The creation of local entrepreneur Ravi Sanyal is used by home inspection companies to remotely check house foundations and it was developed with 3D printing expertise found at his local library at Te Hāpua: Halswell Centre.
Earlier this year Mr Sanyal’s company Techmatics Ltd was working on developing the specialised robot when they encountered frustrating problems with the supplier they were using for 3D printing.
While researching other options, Mr Sanyal found to his surprise that the library, which has access to seven network 3D printers (five Makerbots and two Ultimakers), had the skills and resources he needed.
He was given help and advice from Danny McNeil, a Christchurch City Libraries Learning Specialist based at Te Hāpua: Halswell Centre, who helped him improve the design.
Mr Sanyal was impressed with the print quality and the support he was given.
“We needed to make a particular case for it and it had to be done on CAD but we were having problems with a local supplier,” Mr Sanyal says.
“Halswell library has been fantastic. They just really helped us out, we printed 10 prototype cases for the camera on their 3D printer.
“We kept re-designing and kept going back to Danny and his team, they were really good with advice on how to make the design a little bit better.”
Mr McNeil says many people are unaware how up to date Christchurch City Libraries are with new technology, particularly with their 3D printers, which are great prototyping units and use biodegradable plastic.

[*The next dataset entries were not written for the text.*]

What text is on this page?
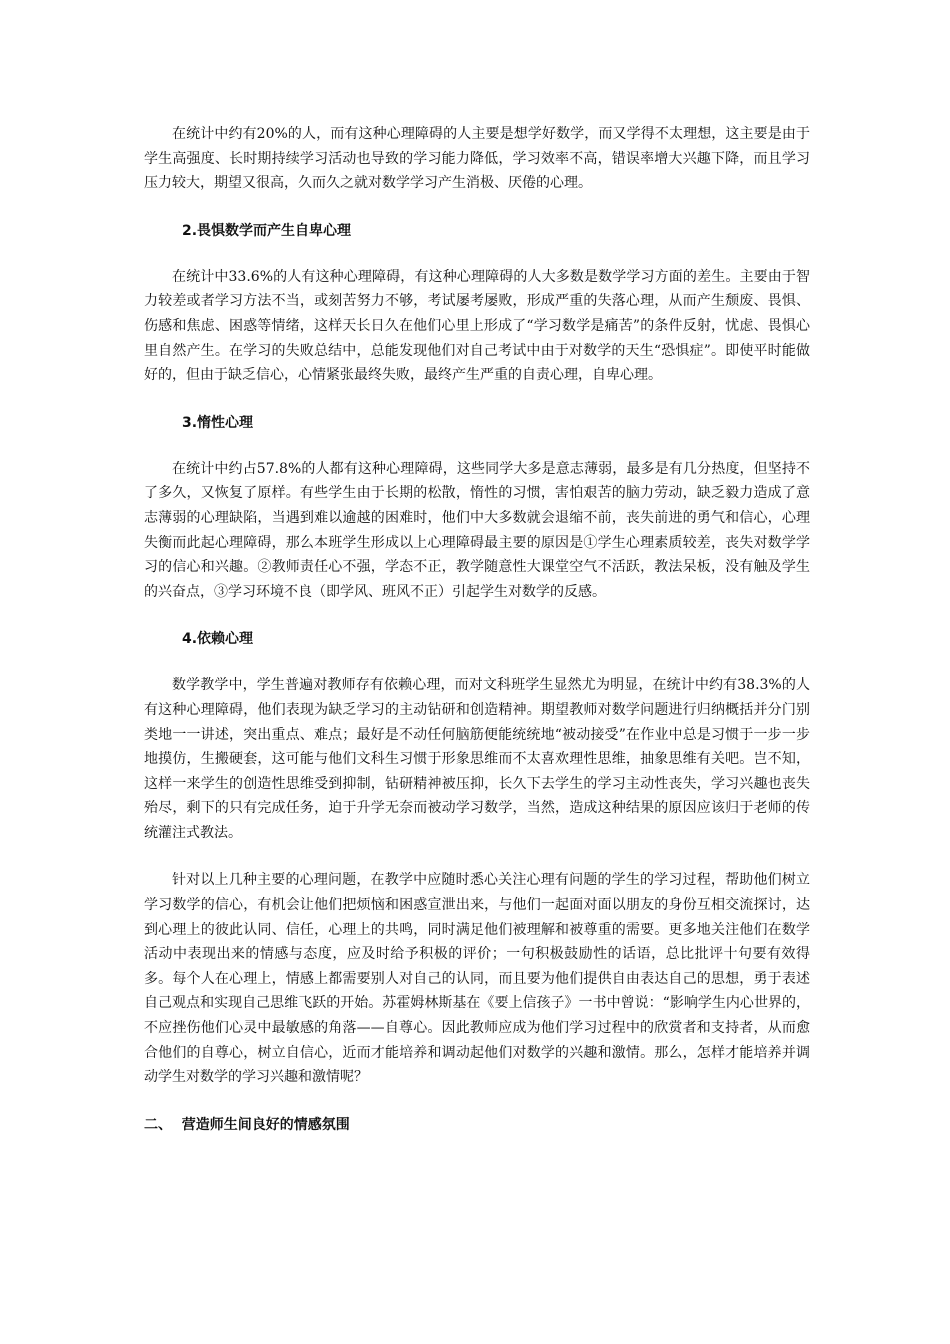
在统计中约有20%的人，而有这种心理障碍的人主要是想学好数学，而又学得不太理想，这主要是由于学生高强度、长时期持续学习活动也导致的学习能力降低，学习效率不高，错误率增大兴趣下降，而且学习压力较大，期望又很高，久而久之就对数学学习产生消极、厌倦的心理。

2.畏惧数学而产生自卑心理

在统计中33.6%的人有这种心理障碍，有这种心理障碍的人大多数是数学学习方面的差生。主要由于智力较差或者学习方法不当，或刻苦努力不够，考试屡考屡败，形成严重的失落心理，从而产生颓废、畏惧、伤感和焦虑、困惑等情绪，这样天长日久在他们心里上形成了“学习数学是痛苦”的条件反射，忧虑、畏惧心里自然产生。在学习的失败总结中，总能发现他们对自己考试中由于对数学的天生“恐惧症”。即使平时能做好的，但由于缺乏信心，心情紧张最终失败，最终产生严重的自责心理，自卑心理。

3.惰性心理

在统计中约占57.8%的人都有这种心理障碍，这些同学大多是意志薄弱，最多是有几分热度，但坚持不了多久，又恢复了原样。有些学生由于长期的松散，惰性的习惯，害怕艰苦的脑力劳动，缺乏毅力造成了意志薄弱的心理缺陷，当遇到难以逾越的困难时，他们中大多数就会退缩不前，丧失前进的勇气和信心，心理失衡而此起心理障碍，那么本班学生形成以上心理障碍最主要的原因是①学生心理素质较差，丧失对数学学习的信心和兴趣。②教师责任心不强，学态不正，教学随意性大课堂空气不活跃，教法呆板，没有触及学生的兴奋点，③学习环境不良（即学风、班风不正）引起学生对数学的反感。

4.依赖心理

数学教学中，学生普遍对教师存有依赖心理，而对文科班学生显然尤为明显，在统计中约有38.3%的人有这种心理障碍，他们表现为缺乏学习的主动钻研和创造精神。期望教师对数学问题进行归纳概括并分门别类地一一讲述，突出重点、难点；最好是不动任何脑筋便能统统地“被动接受”在作业中总是习惯于一步一步地摸仿，生搬硬套，这可能与他们文科生习惯于形象思维而不太喜欢理性思维，抽象思维有关吧。岂不知，这样一来学生的创造性思维受到抑制，钻研精神被压抑，长久下去学生的学习主动性丧失，学习兴趣也丧失殆尽，剩下的只有完成任务，迫于升学无奈而被动学习数学，当然，造成这种结果的原因应该归于老师的传统灌注式教法。

针对以上几种主要的心理问题，在教学中应随时悉心关注心理有问题的学生的学习过程，帮助他们树立学习数学的信心，有机会让他们把烦恼和困惑宣泄出来，与他们一起面对面以朋友的身份互相交流探讨，达到心理上的彼此认同、信任，心理上的共鸣，同时满足他们被理解和被尊重的需要。更多地关注他们在数学活动中表现出来的情感与态度，应及时给予积极的评价；一句积极鼓励性的话语，总比批评十句要有效得多。每个人在心理上，情感上都需要别人对自己的认同，而且要为他们提供自由表达自己的思想，勇于表述自己观点和实现自己思维飞跃的开始。苏霍姆林斯基在《要上信孩子》一书中曾说：“影响学生内心世界的，不应挫伤他们心灵中最敏感的角落——自尊心。因此教师应成为他们学习过程中的欣赏者和支持者，从而愈合他们的自尊心，树立自信心，近而才能培养和调动起他们对数学的兴趣和激情。那么，怎样才能培养并调动学生对数学的学习兴趣和激情呢？

二、  营造师生间良好的情感氛围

“We were happy to help out Ravi with his design and seeing how successful the end product has become is really satisfying. It also gave us an opportunity to assess the amount of time needed to support complex 3D printing enquiries and how this might impact on our service to other customers.”
Head of Libraries and Information Carolyn Robertson says this case demonstrates what the library service is capable of. "Having our library staff work on these kinds of projects means they are helping to support the economic contributions of local entrepreneurs, making Christchurch a better place for people, business and investment. "
Techmatics, which also develops websites and apps and recently received funding from Government agency Callaghan Innovation, has sold several different versions of the robot developed with the library’s help.
Mr Sanyal has plenty of other hi-tech ideas in the pipeline and plans to use Te Hāpua: Halswell Centre library again to 3D print future design prototypes.
“We want to innovate things that make life easier for people - if we can help the community we’re interested,” he says.